In a span of weeks, popular uprisings in the Islamic world have upended counterterrorism relationships that the United States spent much of the past decade trying to build.

The turmoil has emerged as a source of concern for U.S. counterterrorism officials, scrambling partnerships that have been critical to operations against al-Qaeda, even though the long-term prospect of democratic reform in the region is seen as a potential setback to the terrorist group.

The popular revolts have led to the ouster of a stalwart counterterrorism ally in Egypt and have threatened an autocrat who has allowed the United States to use drones and special operations troops to hunt al-Qaeda operatives in Yemen.
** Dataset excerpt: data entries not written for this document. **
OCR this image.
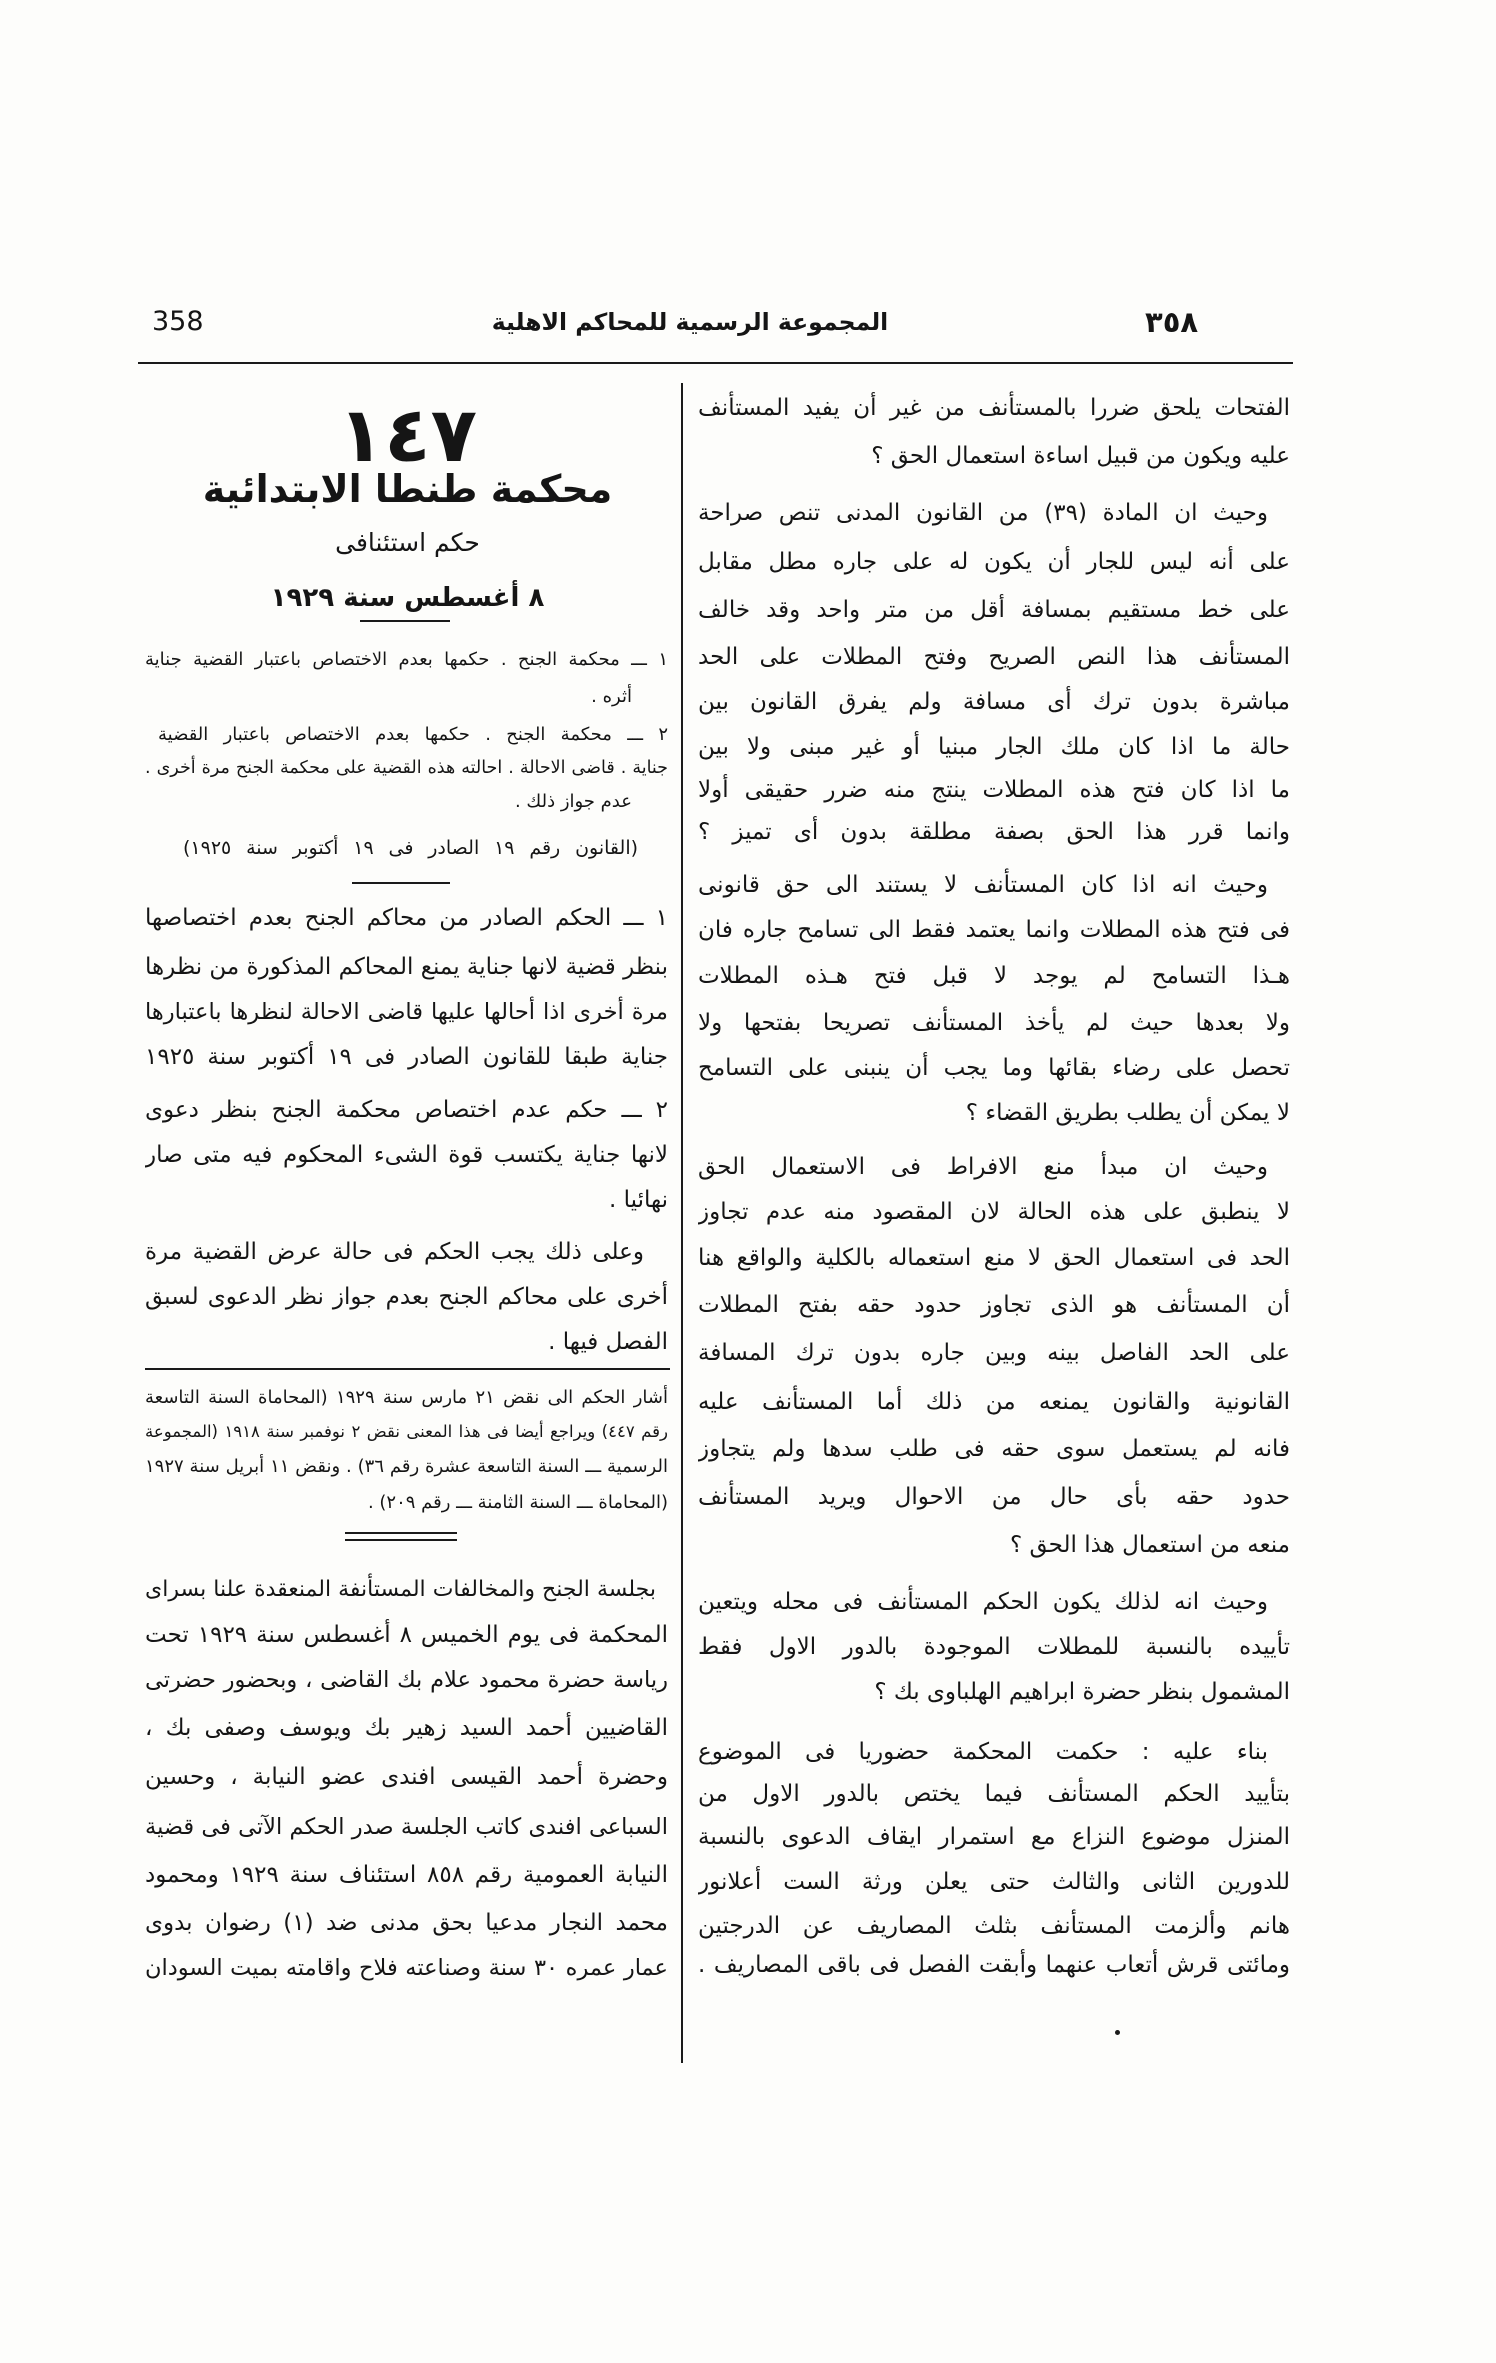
358	المجموعة الرسمية للمحاكم الاهلية	٣٥٨
الفتحات يلحق ضررا بالمستأنف من غير أن يفيد المستأنف
عليه ويكون من قبيل اساءة استعمال الحق ؟
وحيث ان المادة (٣٩) من القانون المدنى تنص صراحة
على أنه ليس للجار أن يكون له على جاره مطل مقابل
على خط مستقيم بمسافة أقل من متر واحد وقد خالف
المستأنف هذا النص الصريح وفتح المطلات على الحد
مباشرة بدون ترك أى مسافة ولم يفرق القانون بين
حالة ما اذا كان ملك الجار مبنيا أو غير مبنى ولا بين
ما اذا كان فتح هذه المطلات ينتج منه ضرر حقيقى أولا
وانما قرر هذا الحق بصفة مطلقة بدون أى تميز ؟
وحيث انه اذا كان المستأنف لا يستند الى حق قانونى
فى فتح هذه المطلات وانما يعتمد فقط الى تسامح جاره فان
هـذا التسامح لم يوجد لا قبل فتح هـذه المطلات
ولا بعدها حيث لم يأخذ المستأنف تصريحا بفتحها ولا
تحصل على رضاء بقائها وما يجب أن ينبنى على التسامح
لا يمكن أن يطلب بطريق القضاء ؟
وحيث ان مبدأ منع الافراط فى الاستعمال الحق
لا ينطبق على هذه الحالة لان المقصود منه عدم تجاوز
الحد فى استعمال الحق لا منع استعماله بالكلية والواقع هنا
أن المستأنف هو الذى تجاوز حدود حقه بفتح المطلات
على الحد الفاصل بينه وبين جاره بدون ترك المسافة
القانونية والقانون يمنعه من ذلك أما المستأنف عليه
فانه لم يستعمل سوى حقه فى طلب سدها ولم يتجاوز
حدود حقه بأى حال من الاحوال ويريد المستأنف
منعه من استعمال هذا الحق ؟
وحيث انه لذلك يكون الحكم المستأنف فى محله ويتعين
تأييده بالنسبة للمطلات الموجودة بالدور الاول فقط
المشمول بنظر حضرة ابراهيم الهلباوى بك ؟
بناء عليه : حكمت المحكمة حضوريا فى الموضوع
بتأييد الحكم المستأنف فيما يختص بالدور الاول من
المنزل موضوع النزاع مع استمرار ايقاف الدعوى بالنسبة
للدورين الثانى والثالث حتى يعلن ورثة الست أعلانور
هانم وألزمت المستأنف بثلث المصاريف عن الدرجتين
ومائتى قرش أتعاب عنهما وأبقت الفصل فى باقى المصاريف .
١٤٧
محكمة طنطا الابتدائية
حكم استئنافى
٨ أغسطس سنة ١٩٢٩
١ ـــ محكمة الجنح . حكمها بعدم الاختصاص باعتبار القضية جناية
أثره .
٢ ـــ محكمة الجنح . حكمها بعدم الاختصاص باعتبار القضية
جناية . قاضى الاحالة . احالته هذه القضية على محكمة الجنح مرة أخرى .
عدم جواز ذلك .
(القانون رقم ١٩ الصادر فى ١٩ أكتوبر سنة ١٩٢٥)
١ ـــ الحكم الصادر من محاكم الجنح بعدم اختصاصها
بنظر قضية لانها جناية يمنع المحاكم المذكورة من نظرها
مرة أخرى اذا أحالها عليها قاضى الاحالة لنظرها باعتبارها
جناية طبقا للقانون الصادر فى ١٩ أكتوبر سنة ١٩٢٥
٢ ـــ حكم عدم اختصاص محكمة الجنح بنظر دعوى
لانها جناية يكتسب قوة الشىء المحكوم فيه متى صار
نهائيا .
وعلى ذلك يجب الحكم فى حالة عرض القضية مرة
أخرى على محاكم الجنح بعدم جواز نظر الدعوى لسبق
الفصل فيها .
أشار الحكم الى نقض ٢١ مارس سنة ١٩٢٩ (المحاماة السنة التاسعة
رقم ٤٤٧) ويراجع أيضا فى هذا المعنى نقض ٢ نوفمبر سنة ١٩١٨ (المجموعة
الرسمية ـــ السنة التاسعة عشرة رقم ٣٦) . ونقض ١١ أبريل سنة ١٩٢٧
(المحاماة ـــ السنة الثامنة ـــ رقم ٢٠٩) .
بجلسة الجنح والمخالفات المستأنفة المنعقدة علنا بسراى
المحكمة فى يوم الخميس ٨ أغسطس سنة ١٩٢٩ تحت
رياسة حضرة محمود علام بك القاضى ، وبحضور حضرتى
القاضيين أحمد السيد زهير بك ويوسف وصفى بك ،
وحضرة أحمد القيسى افندى عضو النيابة ، وحسين
السباعى افندى كاتب الجلسة صدر الحكم الآتى فى قضية
النيابة العمومية رقم ٨٥٨ استئناف سنة ١٩٢٩ ومحمود
محمد النجار مدعيا بحق مدنى ضد (١) رضوان بدوى
عمار عمره ٣٠ سنة وصناعته فلاح واقامته بميت السودان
Seemingly stable monarchies such as those in Saudi Arabia and Jordan are being forced to sharpen the focus of their intelligence and security services on internal unrest. And even one of the main U.S. adversaries in the region, Libya's Moammar Gaddafi, distrusted al-Qaeda and occasionally provided intelligence to the CIA.

"Change is scary - we're going to have to create or re-create relationships with these countries," said a senior U.S. counterterrorism official. "There's certainly reason to be concerned."

The turbulence extends beyond the Middle East and North Africa. U.S. officials have struggled to repair new ruptures in the relationship between the CIA and its counterpart in Pakistan. The agency was forced to remove its top spy from Islamabad in December and is scrambling to free another employee from prison after he fatally shot two Pakistani men in Lahore.

"On the counterterrorism front, this has been a bad winter," said Bruce Riedel, a former CIA official and adviser to the Obama administration. "That doesn't detract from the fact that al-Qaeda has had a bad winter, too."

U.S. officials cited particular apprehension about developments in Yemen, which has served as a sanctuary for al-Qaeda's most potent affiliate, al-Qaeda in the Arabian Peninsula, or AQAP.

Yemeni President Ali Abdullah Saleh has allowed an expanded CIA and U.S. military presence in his country over the past 18 months, as well as U.S. missile strikes on suspected AQAP targets.

Since last summer, Saleh has also allowed the U.S. Joint Special Operations Command to patrol his country with armed Predator drones. All of the operations are contingent on the U.S. relationship with Saleh, who is under mounting internal pressure to end his 32-year-long rule.

"Whatever focus we've maintained on al-Qaeda in the Arabian Peninsula, and insisted that Saleh maintain, will be turned because of all the other pressures he's under," the senior U.S. counterterrorism official said.

AQAP is seen by U.S. counterterrorism officials as the most immediate threat to the United States and has been linked to attacks and plots, including the attempted suicide bombing of a Detroit-bound airliner on Christmas Day in 2009.